From: Hou Tao <houtao@huaweicloud.com>
To: Alexei Starovoitov <alexei.starovoitov@gmail.com>
Cc: bpf@vger.kernel.org, Martin KaFai Lau <martin.lau@linux.dev>,
Andrii Nakryiko <andrii@kernel.org>, Song Liu <song@kernel.org>,
Hao Luo <haoluo@google.com>, Yonghong Song <yhs@fb.com>,
Daniel Borkmann <daniel@iogearbox.net>,
KP Singh <kpsingh@kernel.org>,
Stanislav Fomichev <sdf@google.com>, Jiri Olsa <jolsa@kernel.org>,
John Fastabend <john.fastabend@gmail.com>,
"Paul E . McKenney" <paulmck@kernel.org>,
rcu@vger.kernel.org, houtao1@huawei.com
Subject: Re: [RFC bpf-next v3 3/6] bpf: Introduce BPF_MA_REUSE_AFTER_RCU_GP
Date: Thu, 4 May 2023 09:35:17 +0800 [thread overview]

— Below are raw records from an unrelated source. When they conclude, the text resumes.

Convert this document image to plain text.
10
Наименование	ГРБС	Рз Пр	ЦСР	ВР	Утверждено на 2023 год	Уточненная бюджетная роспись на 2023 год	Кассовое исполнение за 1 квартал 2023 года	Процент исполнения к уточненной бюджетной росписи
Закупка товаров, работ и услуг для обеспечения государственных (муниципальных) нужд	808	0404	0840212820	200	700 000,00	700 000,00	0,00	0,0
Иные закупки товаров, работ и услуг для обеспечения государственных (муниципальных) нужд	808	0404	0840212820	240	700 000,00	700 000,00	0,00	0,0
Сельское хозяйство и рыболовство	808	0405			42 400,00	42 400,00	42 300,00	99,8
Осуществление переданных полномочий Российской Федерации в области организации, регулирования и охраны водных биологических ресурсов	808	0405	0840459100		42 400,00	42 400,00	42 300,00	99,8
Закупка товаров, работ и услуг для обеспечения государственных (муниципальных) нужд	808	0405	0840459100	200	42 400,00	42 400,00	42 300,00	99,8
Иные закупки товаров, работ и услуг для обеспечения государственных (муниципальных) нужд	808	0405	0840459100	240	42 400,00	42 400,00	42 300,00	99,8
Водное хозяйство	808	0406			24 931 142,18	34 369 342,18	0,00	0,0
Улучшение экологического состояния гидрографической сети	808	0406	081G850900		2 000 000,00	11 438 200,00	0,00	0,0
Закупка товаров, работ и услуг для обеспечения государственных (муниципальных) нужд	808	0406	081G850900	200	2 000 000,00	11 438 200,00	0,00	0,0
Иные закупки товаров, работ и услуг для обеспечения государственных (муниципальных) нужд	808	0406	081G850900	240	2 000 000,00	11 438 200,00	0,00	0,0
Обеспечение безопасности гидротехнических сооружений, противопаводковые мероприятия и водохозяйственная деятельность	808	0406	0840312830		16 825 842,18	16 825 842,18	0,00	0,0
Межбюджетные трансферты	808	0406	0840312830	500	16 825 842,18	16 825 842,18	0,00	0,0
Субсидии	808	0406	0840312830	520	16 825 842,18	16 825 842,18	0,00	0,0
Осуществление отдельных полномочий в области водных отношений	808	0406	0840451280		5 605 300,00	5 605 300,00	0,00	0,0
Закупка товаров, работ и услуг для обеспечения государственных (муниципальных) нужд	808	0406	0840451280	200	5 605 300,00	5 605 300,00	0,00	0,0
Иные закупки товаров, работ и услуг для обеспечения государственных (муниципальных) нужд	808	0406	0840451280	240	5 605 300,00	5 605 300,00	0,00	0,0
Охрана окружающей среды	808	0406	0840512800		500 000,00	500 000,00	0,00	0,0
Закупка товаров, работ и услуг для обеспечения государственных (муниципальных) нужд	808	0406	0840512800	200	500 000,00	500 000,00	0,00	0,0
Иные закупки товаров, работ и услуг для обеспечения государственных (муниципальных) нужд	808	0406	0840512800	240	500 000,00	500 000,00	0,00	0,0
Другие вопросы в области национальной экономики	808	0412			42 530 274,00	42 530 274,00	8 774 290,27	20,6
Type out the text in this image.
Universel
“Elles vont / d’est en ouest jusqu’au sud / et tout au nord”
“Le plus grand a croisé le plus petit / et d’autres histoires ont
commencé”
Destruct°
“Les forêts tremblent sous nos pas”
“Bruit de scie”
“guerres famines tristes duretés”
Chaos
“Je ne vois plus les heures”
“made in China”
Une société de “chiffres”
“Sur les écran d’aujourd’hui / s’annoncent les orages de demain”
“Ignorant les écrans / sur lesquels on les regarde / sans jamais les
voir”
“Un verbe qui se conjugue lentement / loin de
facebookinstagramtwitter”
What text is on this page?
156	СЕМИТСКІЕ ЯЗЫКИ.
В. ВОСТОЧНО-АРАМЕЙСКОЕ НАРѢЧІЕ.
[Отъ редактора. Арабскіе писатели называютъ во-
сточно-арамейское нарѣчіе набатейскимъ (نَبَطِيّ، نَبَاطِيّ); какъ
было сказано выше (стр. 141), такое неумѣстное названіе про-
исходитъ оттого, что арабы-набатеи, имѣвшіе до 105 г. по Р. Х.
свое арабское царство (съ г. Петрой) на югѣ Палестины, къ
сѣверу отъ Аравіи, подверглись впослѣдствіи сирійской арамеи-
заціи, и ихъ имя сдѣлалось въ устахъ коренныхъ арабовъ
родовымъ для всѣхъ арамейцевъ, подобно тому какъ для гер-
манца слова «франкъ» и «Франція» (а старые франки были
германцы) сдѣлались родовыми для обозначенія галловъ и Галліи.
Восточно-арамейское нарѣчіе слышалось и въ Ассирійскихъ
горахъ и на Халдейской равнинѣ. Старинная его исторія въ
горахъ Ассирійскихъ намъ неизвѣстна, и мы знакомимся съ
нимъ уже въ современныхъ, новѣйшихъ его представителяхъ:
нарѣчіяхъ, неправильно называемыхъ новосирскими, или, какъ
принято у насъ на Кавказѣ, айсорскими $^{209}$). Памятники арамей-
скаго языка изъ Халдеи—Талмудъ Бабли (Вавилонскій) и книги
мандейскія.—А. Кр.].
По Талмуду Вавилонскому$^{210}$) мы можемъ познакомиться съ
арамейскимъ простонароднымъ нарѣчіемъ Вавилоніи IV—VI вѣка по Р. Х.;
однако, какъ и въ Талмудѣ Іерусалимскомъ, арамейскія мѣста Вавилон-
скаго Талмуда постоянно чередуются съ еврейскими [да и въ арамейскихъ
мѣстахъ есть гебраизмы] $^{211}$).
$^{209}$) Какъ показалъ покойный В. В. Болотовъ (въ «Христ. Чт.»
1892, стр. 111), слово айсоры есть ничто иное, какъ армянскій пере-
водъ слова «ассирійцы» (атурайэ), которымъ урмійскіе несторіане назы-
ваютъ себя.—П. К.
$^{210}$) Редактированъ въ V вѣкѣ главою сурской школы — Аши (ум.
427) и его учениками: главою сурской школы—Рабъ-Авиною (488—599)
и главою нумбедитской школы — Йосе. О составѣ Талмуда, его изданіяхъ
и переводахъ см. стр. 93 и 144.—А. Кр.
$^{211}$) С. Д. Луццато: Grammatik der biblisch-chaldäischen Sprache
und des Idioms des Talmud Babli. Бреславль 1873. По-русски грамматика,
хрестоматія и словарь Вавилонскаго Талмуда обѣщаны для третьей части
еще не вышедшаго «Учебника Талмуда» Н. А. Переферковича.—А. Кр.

Message-ID: <986216a3-437a-5219-fd9a-341786e9264b@huaweicloud.com> (raw)
In-Reply-To: <20230503184841.6mmvdusr3rxiabmu@MacBook-Pro-6.local>
Hi,
On 5/4/2023 2:48 AM, Alexei Starovoitov wrote:
> On Sat, Apr 29, 2023 at 06:12:12PM +0800, Hou Tao wrote:
>> +
>> +static void notrace wait_gp_reuse_free(struct bpf_mem_cache *c, struct llist_node *llnode)
>> +{
>> + unsigned long flags;
>> +
>> + local_irq_save(flags);
>> + /* In case a NMI-context bpf program is also freeing object. */
>> + if (local_inc_return(&c->active) == 1) {
>> + bool try_queue_work = false;
>> +
>> + /* kworker may remove elements from prepare_reuse_head */
>> + raw_spin_lock(&c->reuse_lock);
>> + if (llist_empty(&c->prepare_reuse_head))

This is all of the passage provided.